The electrochemical polymerization study of a set of monomers, dibenzothiophene (DBT), benzothiophene-S,S-dioxide (BTO), and dibenzothiophene-S,S-dioxide (DBTO) was reported and novel conducting poly(dibenzothiophene-S,S-dioxide) (PDBTO) was successfully electrosynthesized in boron trifluoride diethyl etherate (BFEE) and in the binary solvent system of BFEE and trifluoroacetic acid (TFA) for the first time. The strong electron-withdrawing sulphonyl group substitution on BTO partly damaged the aromatic system of BT and significantly inhibited electrochemical polymerization. The electronic clouds of DBT and the electron spin density of its radical cation centralized dominantly on the sulfur atom, thus making it impossible to get the corresponding polymer electrochemically. Furthermore, structural characterization, molecular weight, ionization potentials and electron affinities, fluorescence properties, thermal stability, electrical conductivity, and morphology of PDBTO were minutely investigated. From FT-IR spectra and computational results, DBTO was probably polymerized through the coupling at C(3) and C(7) positions, with the same structure to electrosynthesized polyfluorenes.

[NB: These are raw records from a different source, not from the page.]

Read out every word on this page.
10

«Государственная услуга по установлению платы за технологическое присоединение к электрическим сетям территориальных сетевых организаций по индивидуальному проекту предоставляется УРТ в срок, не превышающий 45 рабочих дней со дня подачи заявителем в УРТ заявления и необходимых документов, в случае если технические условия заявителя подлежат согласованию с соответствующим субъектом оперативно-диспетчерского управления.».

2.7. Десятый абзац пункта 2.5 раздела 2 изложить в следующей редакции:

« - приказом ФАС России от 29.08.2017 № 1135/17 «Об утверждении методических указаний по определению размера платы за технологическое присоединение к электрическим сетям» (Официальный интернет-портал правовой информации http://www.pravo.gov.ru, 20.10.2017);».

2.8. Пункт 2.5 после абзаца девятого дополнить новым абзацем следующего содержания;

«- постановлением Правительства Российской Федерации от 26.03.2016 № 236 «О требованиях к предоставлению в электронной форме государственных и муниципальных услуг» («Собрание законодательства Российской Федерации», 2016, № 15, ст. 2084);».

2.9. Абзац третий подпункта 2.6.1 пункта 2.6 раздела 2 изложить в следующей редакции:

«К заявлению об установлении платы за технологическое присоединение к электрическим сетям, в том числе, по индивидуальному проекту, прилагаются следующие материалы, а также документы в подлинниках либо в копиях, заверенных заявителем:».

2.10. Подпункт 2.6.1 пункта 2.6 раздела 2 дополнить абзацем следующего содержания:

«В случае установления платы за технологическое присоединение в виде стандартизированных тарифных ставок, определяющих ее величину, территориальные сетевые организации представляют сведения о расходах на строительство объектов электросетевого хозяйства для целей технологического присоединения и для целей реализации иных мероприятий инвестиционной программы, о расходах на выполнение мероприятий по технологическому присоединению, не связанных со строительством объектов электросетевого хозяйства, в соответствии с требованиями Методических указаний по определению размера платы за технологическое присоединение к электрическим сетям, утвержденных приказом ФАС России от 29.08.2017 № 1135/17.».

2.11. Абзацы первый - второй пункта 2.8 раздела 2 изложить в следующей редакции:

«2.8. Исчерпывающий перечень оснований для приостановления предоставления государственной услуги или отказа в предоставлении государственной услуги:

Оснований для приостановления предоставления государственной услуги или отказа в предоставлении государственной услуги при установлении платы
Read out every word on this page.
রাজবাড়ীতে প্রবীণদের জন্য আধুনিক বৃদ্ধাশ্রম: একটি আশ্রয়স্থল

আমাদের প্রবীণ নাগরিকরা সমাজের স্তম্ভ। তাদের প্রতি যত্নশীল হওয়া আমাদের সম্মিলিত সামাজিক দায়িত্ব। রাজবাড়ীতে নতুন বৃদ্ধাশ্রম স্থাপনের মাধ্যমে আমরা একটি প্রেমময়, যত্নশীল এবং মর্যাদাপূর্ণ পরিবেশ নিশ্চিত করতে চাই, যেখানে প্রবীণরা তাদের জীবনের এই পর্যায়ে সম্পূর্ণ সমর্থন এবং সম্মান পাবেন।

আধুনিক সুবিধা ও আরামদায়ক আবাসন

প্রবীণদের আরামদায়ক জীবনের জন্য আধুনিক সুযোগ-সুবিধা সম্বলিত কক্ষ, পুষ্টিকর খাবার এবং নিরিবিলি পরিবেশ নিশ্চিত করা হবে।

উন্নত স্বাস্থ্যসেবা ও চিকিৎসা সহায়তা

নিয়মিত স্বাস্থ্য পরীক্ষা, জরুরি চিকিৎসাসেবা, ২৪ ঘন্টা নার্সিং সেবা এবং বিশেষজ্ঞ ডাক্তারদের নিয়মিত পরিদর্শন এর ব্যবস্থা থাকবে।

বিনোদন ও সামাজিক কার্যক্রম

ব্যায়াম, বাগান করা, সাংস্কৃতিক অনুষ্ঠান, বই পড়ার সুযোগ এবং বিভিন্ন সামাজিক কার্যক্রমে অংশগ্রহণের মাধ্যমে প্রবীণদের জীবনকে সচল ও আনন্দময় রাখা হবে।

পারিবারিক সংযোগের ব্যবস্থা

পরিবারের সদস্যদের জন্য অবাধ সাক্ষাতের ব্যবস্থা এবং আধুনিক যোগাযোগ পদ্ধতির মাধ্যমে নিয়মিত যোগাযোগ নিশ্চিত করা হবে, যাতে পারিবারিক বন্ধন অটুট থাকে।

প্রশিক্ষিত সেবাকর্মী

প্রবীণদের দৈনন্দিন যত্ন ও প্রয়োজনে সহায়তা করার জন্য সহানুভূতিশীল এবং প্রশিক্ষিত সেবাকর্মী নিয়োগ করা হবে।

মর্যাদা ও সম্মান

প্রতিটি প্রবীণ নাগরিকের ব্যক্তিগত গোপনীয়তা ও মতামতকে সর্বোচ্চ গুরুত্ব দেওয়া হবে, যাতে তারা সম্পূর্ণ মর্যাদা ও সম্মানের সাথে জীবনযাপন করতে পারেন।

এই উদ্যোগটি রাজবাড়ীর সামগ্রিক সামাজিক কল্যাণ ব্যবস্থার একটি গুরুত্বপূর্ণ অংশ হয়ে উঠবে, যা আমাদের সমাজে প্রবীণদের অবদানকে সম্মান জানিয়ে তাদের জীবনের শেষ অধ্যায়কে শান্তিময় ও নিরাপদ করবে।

The substitution of sulphonyl group in the fluorene ring increases its electron affinity considerably for improving electron injection/transport. Additionally, as-formed PDBTO was found to be a typical blue-light-emitter with maximum emission at 458 nm and concurrently exhibited good electroactivity and thermal stability. The successful electrosynthesis of PDBTO should represent a unique approach to DBTO-based donor–acceptor co-oligomers/polymers, which hold promise for the design of a new generation of optoelectronic materials and are hotly researched in the field of electronic devices currently.